The First Step Is Admitting That You Have a Problem
It may sound like a cliché to some, but it is true; being honest with yourself about your drinking is the only way to create a strong foundation for your recovery. For your physical and mental health going forward, it is crucial that you delve into the issue and treat yourself with patience and respect. Analyzing the issue may bring other underlying problems to light. It’s not uncommon for people with mental illnesses to self-medicate.
Therapy Is Not a Punishment: Addressing Your Alcohol Issues
Thinking of rehabilitation as some form of punishment is truly outdated; the more research there is, the more the medical community has started to think of alcoholism as a disease just like any other. If you had a problem with your heart, you would not feel any shame about going to the doctor. This is no different. Alcoholism can be rooted in genetic mutations and environmental factors over which you have no control. The faster you seek help, the easier it will be to treat the problem.

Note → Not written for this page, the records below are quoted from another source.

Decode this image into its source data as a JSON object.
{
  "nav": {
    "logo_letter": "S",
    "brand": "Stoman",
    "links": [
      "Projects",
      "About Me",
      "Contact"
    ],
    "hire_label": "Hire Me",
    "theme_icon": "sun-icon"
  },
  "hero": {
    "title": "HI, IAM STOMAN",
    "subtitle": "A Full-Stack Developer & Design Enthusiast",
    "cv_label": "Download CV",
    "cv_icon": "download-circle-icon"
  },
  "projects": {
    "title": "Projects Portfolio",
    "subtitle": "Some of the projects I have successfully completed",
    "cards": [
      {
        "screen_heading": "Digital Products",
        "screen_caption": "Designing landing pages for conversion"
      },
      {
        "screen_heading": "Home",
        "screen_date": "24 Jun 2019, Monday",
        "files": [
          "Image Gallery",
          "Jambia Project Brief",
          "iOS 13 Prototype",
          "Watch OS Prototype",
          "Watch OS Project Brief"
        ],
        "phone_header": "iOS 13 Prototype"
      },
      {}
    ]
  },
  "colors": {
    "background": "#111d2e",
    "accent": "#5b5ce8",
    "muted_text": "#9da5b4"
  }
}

Speak to a Counselor Who Specializes in Addiction
We are all individuals, so we may react to the same types of therapy in different ways. The key is to find what is going to be the most successful treatment for your particular needs. First, you and your counselor will have to identify how far your drinking problem has progressed. For those who struggle with a more advanced illness, a medical detox will be absolutely necessary in order to prevent any unexpected health problems. When you’ve been drinking for a long time, your organs become accustomed to the alcohol. A medical detox will ensure that you are under the care of health professionals as your body rids itself of the toxicity.
You and your family members will also want to look into which treatment options are available to you. Does your healthcare plan cover addiction-related problems? If so, to what extent? You will want to carefully examine all of your policies with a fine-tooth comb in order to ensure that you are receiving the best possible care. You may even have a supplemental policy at work that kicks in to pay for therapy. If you’ve already allocated funds for a policy, then it only makes sense to take advantage of it when you need it most. Many workplaces will support employees who need to receive treatment for alcohol-related issues. They know that a healthy worker is a productive worker, and it is in the best interest of everyone to get you the help that you need.
Inpatient or Outpatient?
Although the general consensus is that inpatient treatment is more of an immersive method for conquering your alcohol addiction, there are many ways to put a halt to your problem drinking. You may have small children or have other reasons for choosing outpatient; it’s all about selecting the program that will work best for your personally. While some advocate 12-step programs, others find that alternative routes work better for them.
Lean on Family and Friends for Support
As soon as you can, you’ll want to start identifying people in your life who can assist in your recovery. You will need emotional support during this time, but you’ll also require help with the more practical aspects of your life. Transforming your life doesn’t have to be painful; it can be a wonderful process, as long as you line up the right type of customized counseling and solicit guidance from those who truly have your best interests at heart.